TV station lands interview with Indy Eleven exec, forgets what “interview” is supposed to mean

Is this WRTV6 report on the proposed Indy Eleven stadium perfectly inept? Let’s count the ways:

  • Parrots the team owner’s claims about how much money will come from stadium ticket taxes, even though the team’s own projections contradict that? Check!
  • Talks to only one source, a team exec wearing a team scarf? Check!
  • Video of a stadium rendering flyover, plus video of exciting soccer footage? Check!
  • Softball questions about “Should we trust you?” followed by the interviewer himself opining that any claims that the team isn’t trustworthy “are just not true”? Check!
  • Interview subject claims that unlike other projects, this one has assurances in place that it “will not fall on the public’s shoulders,” and the interviewer then ends the segment without even asking what those assurances are? Check!

That, my friends, is some bad alleged journalism. Indy Eleven president Peter Wilt must have gotten lots of high fives on returning to the office, for putting across the team’s media message perfectly without having been challenged at all. Not that any of it will likely sway the state senate, but free televised PR time is never something to turn up your nose at.
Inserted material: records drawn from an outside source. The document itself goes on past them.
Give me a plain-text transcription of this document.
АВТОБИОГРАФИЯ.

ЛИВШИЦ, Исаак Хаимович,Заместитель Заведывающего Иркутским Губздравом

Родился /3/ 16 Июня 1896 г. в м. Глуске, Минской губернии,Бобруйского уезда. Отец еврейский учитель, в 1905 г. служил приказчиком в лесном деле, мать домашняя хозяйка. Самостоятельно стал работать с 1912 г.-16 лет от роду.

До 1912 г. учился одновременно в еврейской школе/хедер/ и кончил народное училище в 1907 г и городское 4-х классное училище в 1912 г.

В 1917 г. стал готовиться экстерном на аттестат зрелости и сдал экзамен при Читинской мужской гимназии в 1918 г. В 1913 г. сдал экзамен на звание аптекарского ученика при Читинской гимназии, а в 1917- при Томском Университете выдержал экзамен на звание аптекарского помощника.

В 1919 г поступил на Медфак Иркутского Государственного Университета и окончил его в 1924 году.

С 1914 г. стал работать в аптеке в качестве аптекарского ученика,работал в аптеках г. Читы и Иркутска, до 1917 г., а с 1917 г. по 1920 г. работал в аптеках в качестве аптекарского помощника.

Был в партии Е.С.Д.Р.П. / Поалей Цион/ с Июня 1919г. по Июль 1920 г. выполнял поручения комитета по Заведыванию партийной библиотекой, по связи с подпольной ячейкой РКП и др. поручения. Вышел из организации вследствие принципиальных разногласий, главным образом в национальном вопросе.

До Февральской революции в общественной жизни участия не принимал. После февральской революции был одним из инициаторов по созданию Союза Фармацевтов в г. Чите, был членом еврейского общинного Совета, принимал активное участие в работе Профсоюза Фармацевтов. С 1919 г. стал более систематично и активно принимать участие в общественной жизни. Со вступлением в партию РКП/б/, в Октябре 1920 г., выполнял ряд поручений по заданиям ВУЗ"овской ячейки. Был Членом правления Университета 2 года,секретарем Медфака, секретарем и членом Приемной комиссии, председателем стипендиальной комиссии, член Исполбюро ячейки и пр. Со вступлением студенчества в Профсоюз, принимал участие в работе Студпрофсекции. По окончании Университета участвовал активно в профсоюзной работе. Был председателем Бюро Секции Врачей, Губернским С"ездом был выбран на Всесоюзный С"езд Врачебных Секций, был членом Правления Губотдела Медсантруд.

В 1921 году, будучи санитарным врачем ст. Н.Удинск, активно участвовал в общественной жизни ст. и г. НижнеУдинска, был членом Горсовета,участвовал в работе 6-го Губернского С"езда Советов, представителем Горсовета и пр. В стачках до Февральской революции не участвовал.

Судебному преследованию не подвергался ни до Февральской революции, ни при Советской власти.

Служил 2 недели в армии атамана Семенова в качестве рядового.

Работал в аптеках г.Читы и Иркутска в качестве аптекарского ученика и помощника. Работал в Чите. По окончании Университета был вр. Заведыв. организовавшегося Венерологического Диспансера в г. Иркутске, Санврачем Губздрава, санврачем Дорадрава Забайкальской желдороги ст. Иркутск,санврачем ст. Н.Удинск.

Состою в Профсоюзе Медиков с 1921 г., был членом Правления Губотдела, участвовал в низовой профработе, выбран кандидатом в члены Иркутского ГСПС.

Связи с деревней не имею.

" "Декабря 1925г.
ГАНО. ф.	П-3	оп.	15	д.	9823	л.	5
7 comments on “TV station lands interview with Indy Eleven exec, forgets what “interview” is supposed to mean

  1. Local TV stations, particularly in the smaller markets, absolutely carry the water for sports teams (I live in Orlando, so I should know). Teams scarcely need to do any bidding on their own when they can just get the 6pm sports anchors to do it for them.

  2. It’s media. Media as in, “medium for the target audience to get information from the source”. I can’t think of much evidence indicating that the people of Indianapolis (the target audience, in this case) have any desire to ever disapprove of a tax kickback for a sports stadium. So, in a way this buffoon was doing his job perfectly.

  3. Being a racing fan ( but NOT an Indycar/Indy 500 fan) I often check out the Indy Star and IBJ.com sites for the latest “news” about the ongoing train wreck that IMS and Indycar have become.
    None of the local “news” outlets such as the IBJ or the Star ask anything that remotely appro aches a tough question, whether it’s about the 100 million dollar “loan” to upgrade the Speedway, or any of the millions forked over to Lucas Oil Stadium/Colts, Bankers Life Fieldhouse/the Pacers, or now the Indy Eleven.

    Indianapolis seems to have a massive inferiority complex, that the local politicians and the lapdog local media think can be cured by handing over 100’s of millions to wealthy sports owners who could easily finance this nonsense themselves ( if in fact, any of these projects actually made financial sense.

    Go figure.

  4. Believe it or not, the reporter in question is a veteran reporter for the TV station’s “Call 6 Investigators.” Yeah, investigative journalism is supposed to be his forte.

  5. The mentality in Indy is not to ask meaningful questions whenever one of of sports owners asks for more money. The Pacers stated they are losing money so we now pay the maintenance on the building the taxpayers built and from which the owners of the Pacers receive 100% of all revenue that occurs in that building. By the way we only have the Pacers word that they in fact have lost money since we aren’t allowed to see the Pacer’s finances!

  6. Years ago, each television broadcast of the “local” team’s games carried the boilerplate 15 second spot that team itself has right of approval of the announcers and sundry other items.

    They don’t seem to broadcast those things anymore. That said, I think we all know that the teams have near total control over the information that their ‘broadcast rights holders” disseminate. I am wondering if this extends to items like this as well.

    I would assume that the team that doesn’t yet exist is carefully screening prospective broadcast ‘partners’. That might explain part of it. Or maybe journalism is really really dead after all.

    Whenever I hear a homer paper/tv station run pieces like “Do we need an $XX million dollar stadium?” I always hear George C. Scott in Dr. Strangelove demanding that President Muffley “must not allow a mineshaft gap!”

  7. I suspect it’s far simpler than that: It’s understood by now that any station that asks tough questions isn’t going to get offered another interview. And for some reason having the president of the local sports team (or, in other situations, the Secretary of Defense, say) on to present their PR line is seen as absolutely vital to TV news.